In his weekly address, President Obama once again urges Congress to pass an extension of the transportation bill, saying it would be a “disaster for our infrastructure and our economy” if the legislation is allowed to expire.
“There’s a lot of talk in Washington these days about creating jobs. But it doesn’t help when those same folks turn around and risk losing hundreds of thousands of jobs just because of political gamesmanship. We need to pass this transportation bill and put people to work rebuilding America. We need to put our differences aside and do the right thing for our economy. And now is the time to act,” the president says, noting that nearly one million American jobs are riding on the transportation bill.
The legislation, which has been renewed seven times over the last two years, provides funding for highway construction, bridge repair, mass transit systems and revenue in the form of the federal gas tax.
“Renewing this transportation bill is a no-brainer,” Obama says. “But thanks to political posturing in Washington, they haven’t been able to extend it this time – and the clock is running out.”

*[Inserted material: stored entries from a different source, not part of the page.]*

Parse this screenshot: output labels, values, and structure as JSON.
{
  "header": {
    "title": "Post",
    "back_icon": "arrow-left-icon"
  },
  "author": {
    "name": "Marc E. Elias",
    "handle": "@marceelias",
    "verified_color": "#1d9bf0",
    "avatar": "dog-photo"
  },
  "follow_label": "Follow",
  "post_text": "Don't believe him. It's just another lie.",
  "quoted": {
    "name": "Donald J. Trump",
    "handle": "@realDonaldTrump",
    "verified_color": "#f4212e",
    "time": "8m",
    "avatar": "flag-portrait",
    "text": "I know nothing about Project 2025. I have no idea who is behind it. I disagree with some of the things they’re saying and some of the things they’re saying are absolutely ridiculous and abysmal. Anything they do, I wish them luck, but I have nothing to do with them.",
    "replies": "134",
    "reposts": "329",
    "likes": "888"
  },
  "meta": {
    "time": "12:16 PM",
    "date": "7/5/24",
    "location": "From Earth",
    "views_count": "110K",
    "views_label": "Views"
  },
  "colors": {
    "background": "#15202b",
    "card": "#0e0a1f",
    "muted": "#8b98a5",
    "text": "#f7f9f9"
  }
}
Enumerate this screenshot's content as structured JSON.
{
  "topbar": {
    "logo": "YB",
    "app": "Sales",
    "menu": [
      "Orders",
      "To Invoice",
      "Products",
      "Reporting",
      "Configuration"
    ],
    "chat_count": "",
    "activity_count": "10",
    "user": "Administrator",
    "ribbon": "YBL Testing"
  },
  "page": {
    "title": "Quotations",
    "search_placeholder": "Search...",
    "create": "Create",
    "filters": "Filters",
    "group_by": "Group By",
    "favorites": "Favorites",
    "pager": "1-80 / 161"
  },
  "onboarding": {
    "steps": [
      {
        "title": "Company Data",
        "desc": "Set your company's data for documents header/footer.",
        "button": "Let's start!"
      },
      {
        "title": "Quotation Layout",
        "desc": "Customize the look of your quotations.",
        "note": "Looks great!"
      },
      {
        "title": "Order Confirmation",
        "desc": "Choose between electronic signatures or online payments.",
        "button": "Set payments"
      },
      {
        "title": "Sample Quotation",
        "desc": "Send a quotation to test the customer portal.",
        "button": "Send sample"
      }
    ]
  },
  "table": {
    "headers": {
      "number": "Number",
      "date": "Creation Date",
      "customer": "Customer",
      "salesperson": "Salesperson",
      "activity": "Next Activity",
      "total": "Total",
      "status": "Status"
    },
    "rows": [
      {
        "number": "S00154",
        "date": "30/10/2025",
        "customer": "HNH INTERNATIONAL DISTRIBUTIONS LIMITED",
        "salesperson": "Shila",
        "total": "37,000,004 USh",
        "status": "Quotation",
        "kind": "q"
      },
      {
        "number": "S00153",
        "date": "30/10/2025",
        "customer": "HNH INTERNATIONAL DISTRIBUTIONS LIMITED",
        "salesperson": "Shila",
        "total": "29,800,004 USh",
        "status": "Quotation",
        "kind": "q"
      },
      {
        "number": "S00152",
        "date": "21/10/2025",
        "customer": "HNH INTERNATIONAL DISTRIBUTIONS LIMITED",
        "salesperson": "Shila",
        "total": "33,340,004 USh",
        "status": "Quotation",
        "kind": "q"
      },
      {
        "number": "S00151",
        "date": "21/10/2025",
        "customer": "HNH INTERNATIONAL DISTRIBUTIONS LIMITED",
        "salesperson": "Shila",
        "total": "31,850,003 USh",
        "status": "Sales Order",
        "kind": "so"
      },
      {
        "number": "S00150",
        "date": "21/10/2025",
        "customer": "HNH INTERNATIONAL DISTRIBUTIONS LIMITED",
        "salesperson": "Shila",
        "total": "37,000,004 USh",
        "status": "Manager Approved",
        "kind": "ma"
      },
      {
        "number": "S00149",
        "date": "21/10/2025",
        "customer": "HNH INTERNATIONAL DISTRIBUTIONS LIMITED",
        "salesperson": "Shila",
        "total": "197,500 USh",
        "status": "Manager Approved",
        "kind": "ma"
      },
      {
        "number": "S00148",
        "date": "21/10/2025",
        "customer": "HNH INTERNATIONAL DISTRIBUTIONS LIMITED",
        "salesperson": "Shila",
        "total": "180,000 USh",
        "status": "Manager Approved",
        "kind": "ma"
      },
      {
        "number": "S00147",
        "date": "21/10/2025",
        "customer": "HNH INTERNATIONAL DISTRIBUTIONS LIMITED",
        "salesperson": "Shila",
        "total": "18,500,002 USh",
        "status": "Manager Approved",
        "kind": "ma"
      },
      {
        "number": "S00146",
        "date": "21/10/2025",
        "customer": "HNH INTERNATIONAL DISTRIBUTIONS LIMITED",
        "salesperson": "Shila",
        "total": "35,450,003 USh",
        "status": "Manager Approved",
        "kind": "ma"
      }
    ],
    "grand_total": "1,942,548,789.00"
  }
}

Obama has been publicly pushing Congress to act on the transportation bill in an effort to sway lawmakers who may try to use the bill to create yet another impasse on Capitol Hill. The bill is set to expire at the end of September, but the House and Senate remain far apart on the legislation. The House is proposing a six year $235 billion bill, while the Senate wants a two year $109 billion measure.
Because the differences between the two chambers are so great, Congress will likely need to pass a short-term extension to avoid a shut down at the end of the month. Democrats fear Republicans will try to attach extraneous riders, which is why the president is calling for a “clean extension.”
“This isn’t a Democratic or a Republican issue. It’s an American issue,” Obama says. “I’m calling on Congress, as soon as they come back, to pass a clean extension of the transportation bill to keep workers on the job, keep critical projects moving forward, and to give folks a sense of security.”